How Florida health officials linked an 18-state Campylobacter outbreak to pet store puppies

An investigation by the Florida Department of Health's epidemiological team identified pet store puppies as the source of an outbreak of Campylobacter infections, which sickened 100 people across 18 states since January 2016, according to News 6 Colorado.

The investigation started last summer when five Orange County, Fla., residents became ill with symptoms such as abdominal pain, fever, cramps and diarrhea after bacterial exposure to Campylobacter Jejuni. The team found the bacterial strain responsible for the illnesses was commonly found in sick puppies and resistant to most types of antibiotics.

Health officials identified puppies at two Orlando-based Petland stores as the source of the infections. They notified federal health agencies of their findings after DNA testing revealed some puppies had the same strain of bacteria that infected individuals in other states.

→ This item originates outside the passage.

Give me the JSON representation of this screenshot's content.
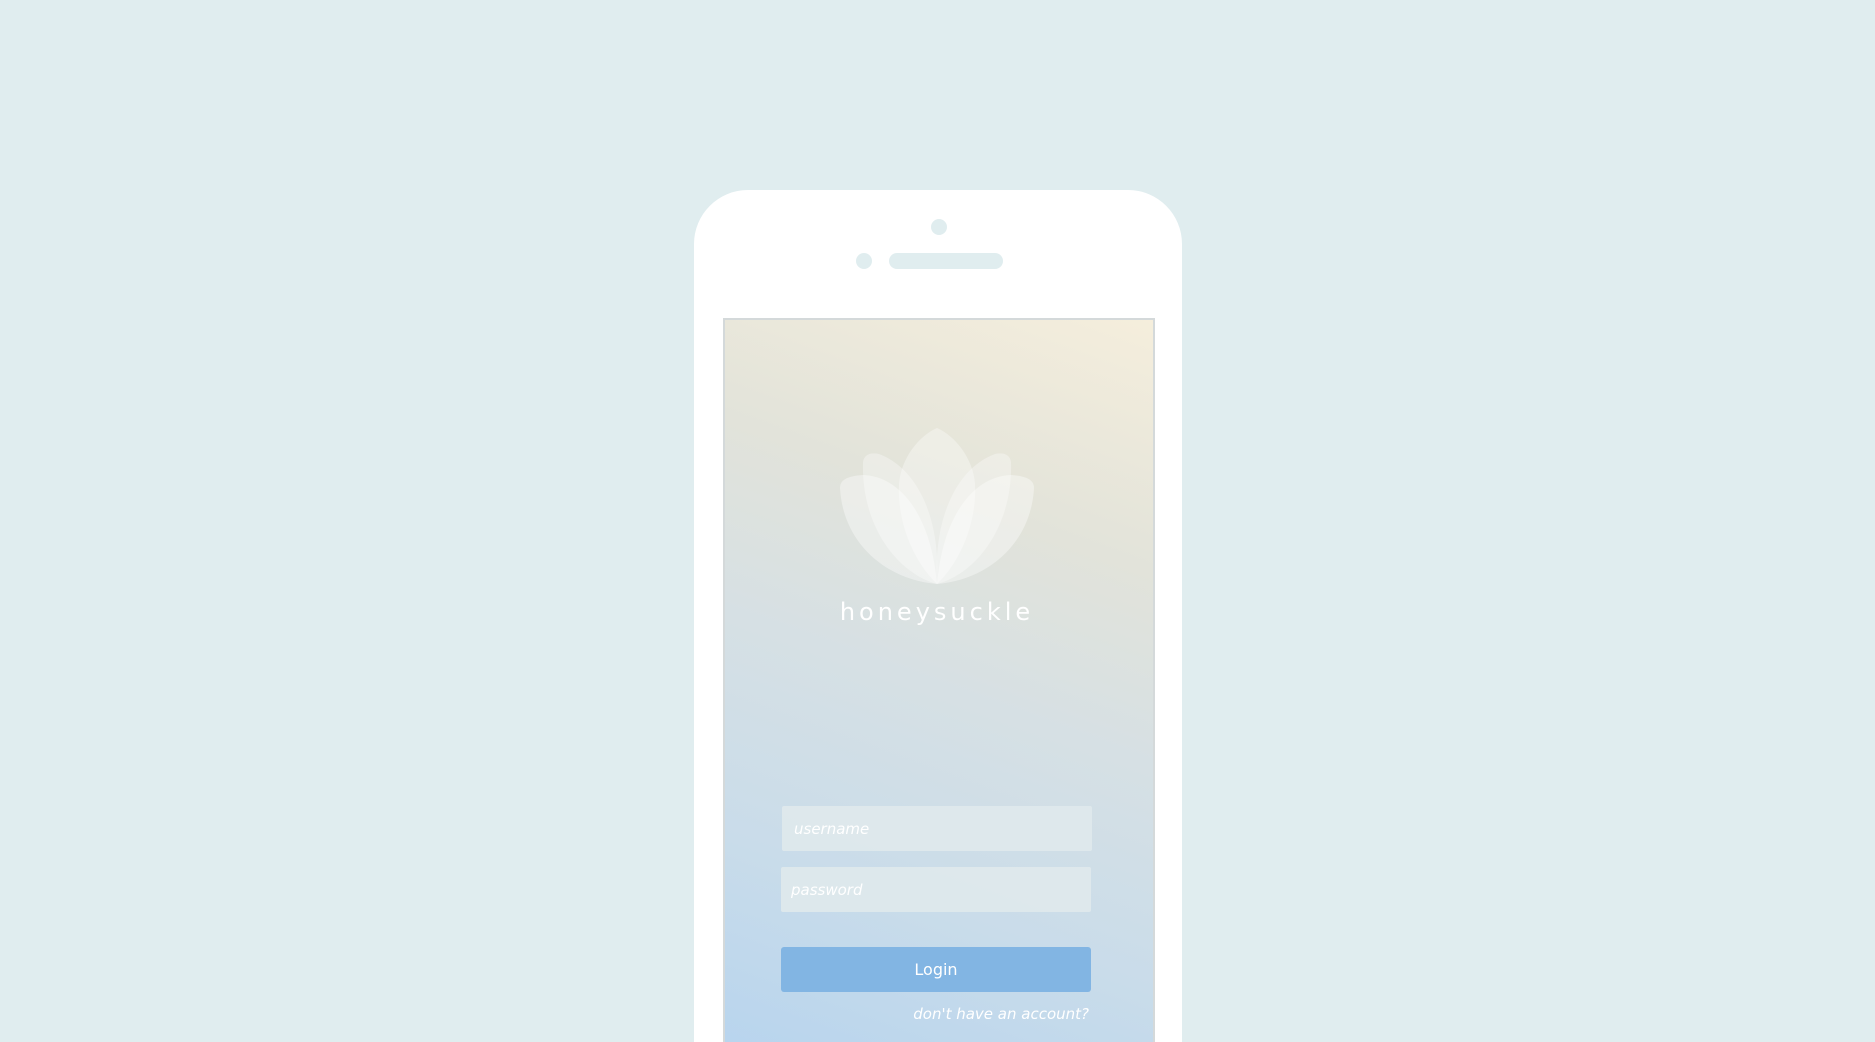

In total, 118 people contracted a Campylobacter infection  after coming into contact with an infected puppy between January 5, 2016, to Feb. 4, 2018. Of those individuals, 29 were pet store workers and 26 required hospitalization. No deaths occurred. While six pet store chains were involved in the outbreak, most cases involved Petland puppies.  

Ohio and Florida reported the most infections linked to the puppies. Other states affected by the outbreak included: Connecticut, Georgia, Illinois, Kansas, Massachusetts, Maryland, Michigan, Missouri, New Hampshire, New York, Oklahoma, Pennsylvania, Tennessee, Utah, Wisconsin and Wyoming.

Among 149 puppies investigated as part of the outbreak, 142 received one or more courses of antibiotics, which may have caused the bacteria's resistance, the CDC discovered.  

Campylobacter infections are often associated with eating raw or undercooked poultry, but people can also contract the infection through contact with dog or cat feces, according to the CDC. The Florida Department of Health recommends individuals wash or sanitize their hands before and after any exposure to animals to limit the chances of contracting a bacterial infection.